WSTC
- Stamford, Connecticut; United States;
- Broadcast area: Stamford-Norwalk, Connecticut
- Frequency: 1400 kHz

Programming
- Format: Public radio; news/talk;

Ownership
- Owner: Sacred Heart University
- Sister stations: WSHU; WSHU-FM; WSUF;

History
- First air date: September 18, 1941
- Former call signs: WSRR (1941–1946)
- Call sign meaning: Stamford, Connecticut

Technical information
- Licensing authority: FCC
- Facility ID: 10660
- Class: C
- Power: 780 watts
- Transmitter coordinates: 41°2′49.3″N 73°31′34.4″W﻿ / ﻿41.047028°N 73.526222°W

Links
- Public license information: Public file; LMS;
- Website: www.wshu.org

= WSTC =

WSTC (1400 kHz) is a public AM radio station in Stamford, Connecticut. It serves the Stamford-Norwalk area with a non-commercial, listener-supported news/talk radio format, simulcast with co-owned WSHU (1260 AM) in Westport, Connecticut. WSTC is owned by Sacred Heart University.

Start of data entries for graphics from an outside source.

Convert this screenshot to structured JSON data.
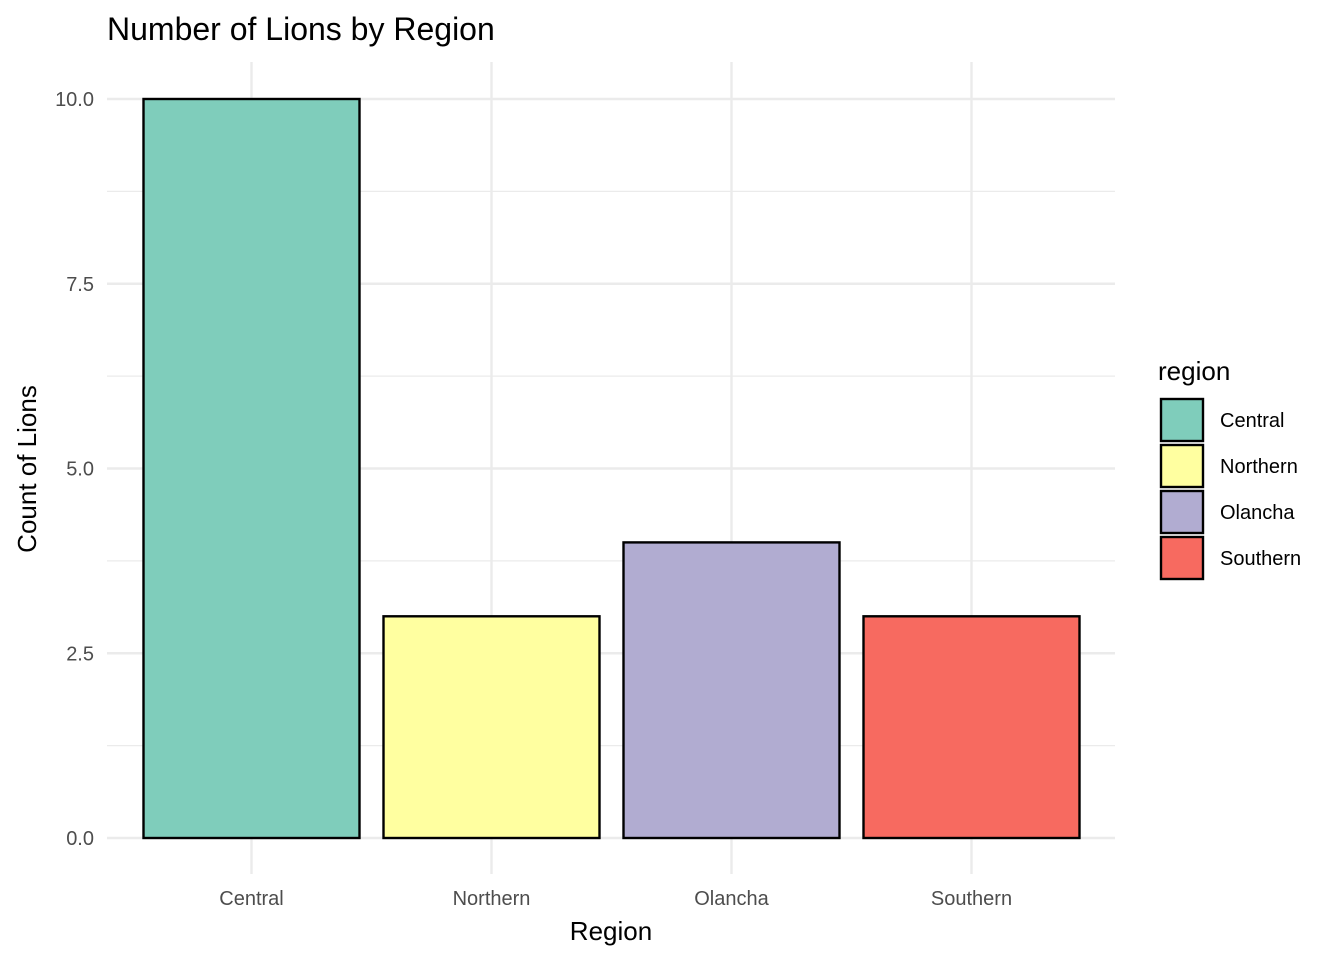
{
  "chart_data": {
    "type": "bar",
    "title": "Number of Lions by Region",
    "xlabel": "Region",
    "ylabel": "Count of Lions",
    "categories": [
      "Central",
      "Northern",
      "Olancha",
      "Southern"
    ],
    "values": [
      10,
      3,
      4,
      3
    ],
    "colors": [
      "#7fcdbb",
      "#ffffa0",
      "#b1acd1",
      "#f76a60"
    ],
    "ylim": [
      0,
      10.5
    ],
    "yticks": [
      0,
      2.5,
      5,
      7.5,
      10
    ],
    "ytick_labels": [
      "0.0",
      "2.5",
      "5.0",
      "7.5",
      "10.0"
    ],
    "grid": true,
    "legend": {
      "title": "region",
      "placement": "right",
      "entries": [
        "Central",
        "Northern",
        "Olancha",
        "Southern"
      ]
    }
  }
}
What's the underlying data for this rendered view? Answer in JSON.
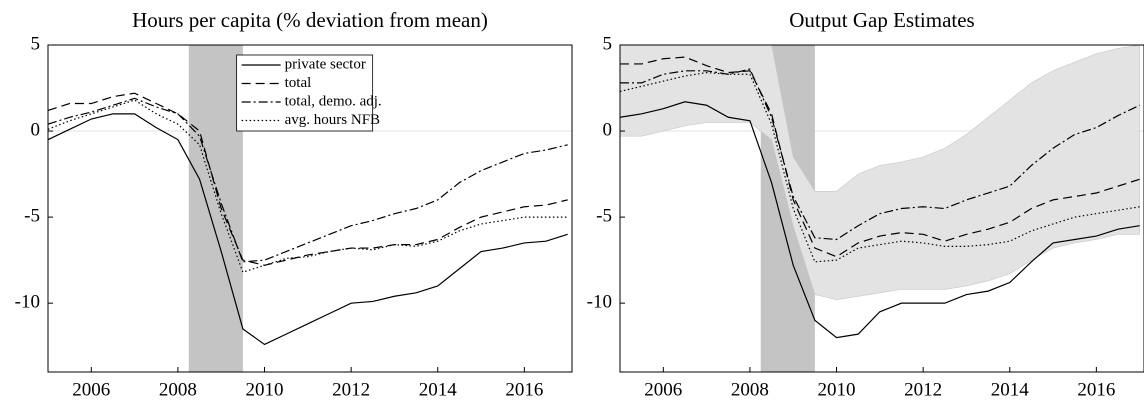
{
  "chart_data": [
    {
      "type": "line",
      "title": "Hours per capita (% deviation from mean)",
      "x": [
        2005,
        2005.5,
        2006,
        2006.5,
        2007,
        2007.5,
        2008,
        2008.5,
        2009,
        2009.5,
        2010,
        2010.5,
        2011,
        2011.5,
        2012,
        2012.5,
        2013,
        2013.5,
        2014,
        2014.5,
        2015,
        2015.5,
        2016,
        2016.5,
        2017
      ],
      "xlim": [
        2005,
        2017.1
      ],
      "xticks": [
        2006,
        2008,
        2010,
        2012,
        2014,
        2016
      ],
      "ylim": [
        -14,
        5
      ],
      "yticks": [
        5,
        0,
        -5,
        -10
      ],
      "zero_line": true,
      "recession": [
        2008.25,
        2009.5
      ],
      "legend": "upper-center",
      "series": [
        {
          "name": "private sector",
          "color": "#000000",
          "dash": "solid",
          "values": [
            -0.5,
            0.1,
            0.7,
            1.0,
            1.0,
            0.2,
            -0.5,
            -2.8,
            -7,
            -11.5,
            -12.4,
            -11.8,
            -11.2,
            -10.6,
            -10,
            -9.9,
            -9.6,
            -9.4,
            -9,
            -8,
            -7,
            -6.8,
            -6.5,
            -6.4,
            -6
          ]
        },
        {
          "name": "total",
          "color": "#000000",
          "dash": "dashed",
          "values": [
            1.2,
            1.6,
            1.6,
            2.0,
            2.2,
            1.6,
            1.0,
            0,
            -4.5,
            -7.5,
            -7.8,
            -7.5,
            -7.2,
            -7,
            -6.8,
            -6.8,
            -6.6,
            -6.6,
            -6.3,
            -5.6,
            -5,
            -4.7,
            -4.4,
            -4.3,
            -4
          ]
        },
        {
          "name": "total, demo. adj.",
          "color": "#000000",
          "dash": "dashdot",
          "values": [
            0.4,
            0.8,
            1.1,
            1.5,
            1.9,
            1.4,
            1.0,
            -0.3,
            -4.2,
            -7.6,
            -7.5,
            -7.0,
            -6.5,
            -6,
            -5.5,
            -5.2,
            -4.8,
            -4.5,
            -4,
            -3,
            -2.3,
            -1.8,
            -1.3,
            -1.1,
            -0.8
          ]
        },
        {
          "name": "avg. hours NFB",
          "color": "#000000",
          "dash": "dotted",
          "values": [
            0.1,
            0.6,
            1.0,
            1.4,
            1.8,
            1.0,
            0.4,
            -0.8,
            -4.8,
            -8.2,
            -7.8,
            -7.4,
            -7.3,
            -7,
            -6.8,
            -6.9,
            -6.6,
            -6.7,
            -6.4,
            -5.8,
            -5.4,
            -5.2,
            -5,
            -5,
            -5
          ]
        }
      ]
    },
    {
      "type": "line",
      "title": "Output Gap Estimates",
      "x": [
        2005,
        2005.5,
        2006,
        2006.5,
        2007,
        2007.5,
        2008,
        2008.5,
        2009,
        2009.5,
        2010,
        2010.5,
        2011,
        2011.5,
        2012,
        2012.5,
        2013,
        2013.5,
        2014,
        2014.5,
        2015,
        2015.5,
        2016,
        2016.5,
        2017
      ],
      "xlim": [
        2005,
        2017.1
      ],
      "xticks": [
        2006,
        2008,
        2010,
        2012,
        2014,
        2016
      ],
      "ylim": [
        -14,
        5
      ],
      "yticks": [
        5,
        0,
        -5,
        -10
      ],
      "zero_line": true,
      "recession": [
        2008.25,
        2009.5
      ],
      "band": {
        "color": "#e3e3e3",
        "lower": [
          -0.3,
          -0.3,
          0,
          0.3,
          0.5,
          0.5,
          0.5,
          -0.5,
          -5.5,
          -9.5,
          -9.8,
          -9.6,
          -9.4,
          -9.2,
          -9.2,
          -9.2,
          -9,
          -8.7,
          -8.3,
          -7.5,
          -6.8,
          -6.5,
          -6.3,
          -6,
          -6
        ],
        "upper": [
          5,
          5,
          5,
          5,
          5,
          5,
          5,
          5,
          -1.5,
          -3.5,
          -3.5,
          -2.5,
          -2,
          -1.8,
          -1.5,
          -1,
          -0.2,
          0.8,
          1.8,
          2.8,
          3.5,
          4,
          4.5,
          4.8,
          5
        ]
      },
      "series": [
        {
          "name": "private sector",
          "color": "#000000",
          "dash": "solid",
          "values": [
            0.8,
            1.0,
            1.3,
            1.7,
            1.5,
            0.8,
            0.6,
            -3,
            -7.8,
            -11,
            -12,
            -11.8,
            -10.5,
            -10,
            -10,
            -10,
            -9.5,
            -9.3,
            -8.8,
            -7.6,
            -6.5,
            -6.3,
            -6.1,
            -5.7,
            -5.5
          ]
        },
        {
          "name": "total",
          "color": "#000000",
          "dash": "dashed",
          "values": [
            3.9,
            3.9,
            4.2,
            4.3,
            3.8,
            3.4,
            3.5,
            1,
            -4,
            -6.8,
            -7.3,
            -6.5,
            -6.1,
            -5.9,
            -6,
            -6.4,
            -6,
            -5.7,
            -5.3,
            -4.5,
            -4,
            -3.8,
            -3.6,
            -3.2,
            -2.8
          ]
        },
        {
          "name": "total, demo. adj.",
          "color": "#000000",
          "dash": "dashdot",
          "values": [
            2.8,
            2.8,
            3.3,
            3.5,
            3.5,
            3.3,
            3.6,
            0.8,
            -3.8,
            -6.2,
            -6.3,
            -5.5,
            -4.8,
            -4.5,
            -4.4,
            -4.5,
            -4.0,
            -3.6,
            -3.2,
            -2,
            -1,
            -0.2,
            0.2,
            0.9,
            1.5
          ]
        },
        {
          "name": "avg. hours NFB",
          "color": "#000000",
          "dash": "dotted",
          "values": [
            2.3,
            2.6,
            2.9,
            3.2,
            3.4,
            3.3,
            3.3,
            0.4,
            -4.5,
            -7.6,
            -7.5,
            -6.8,
            -6.6,
            -6.4,
            -6.5,
            -6.7,
            -6.7,
            -6.6,
            -6.4,
            -5.8,
            -5.4,
            -5,
            -4.8,
            -4.6,
            -4.4
          ]
        }
      ]
    }
  ]
}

Programming on WSTC and WSHU includes NPR shows Morning Edition, All Things Considered, Fresh Air with Terry Gross and 1A. A local staff supplies Connecticut news updates.

==History==
The station signed on the air on September 18, 1941, as WSRR. It became WSTC in 1946; the following year, it added an FM station, WSTC-FM (now WARW). From the 1950s through the 1980s, WSTC was a full service, middle of the road station, featuring popular adult music with local news and sports.

WSTC and WNLK (1350 AM) in Norwalk were sold by Cox Radio, Inc. in 2011 and were initially operated by Sacred Heart via a local marketing agreement (LMA). Prior to then, WSTC and WNLK simulcast a commercial news/talk format.

On January 25, 2016, WSTC dropped its public radio simulcast with WSHU (1260 AM) and went silent. It returned to the air on June 1, 2016, with a format of adult standards with some talk shows. That format lasted only a little more than a year. On July 10, 2017, WSTC returned to a simulcast of WSHU.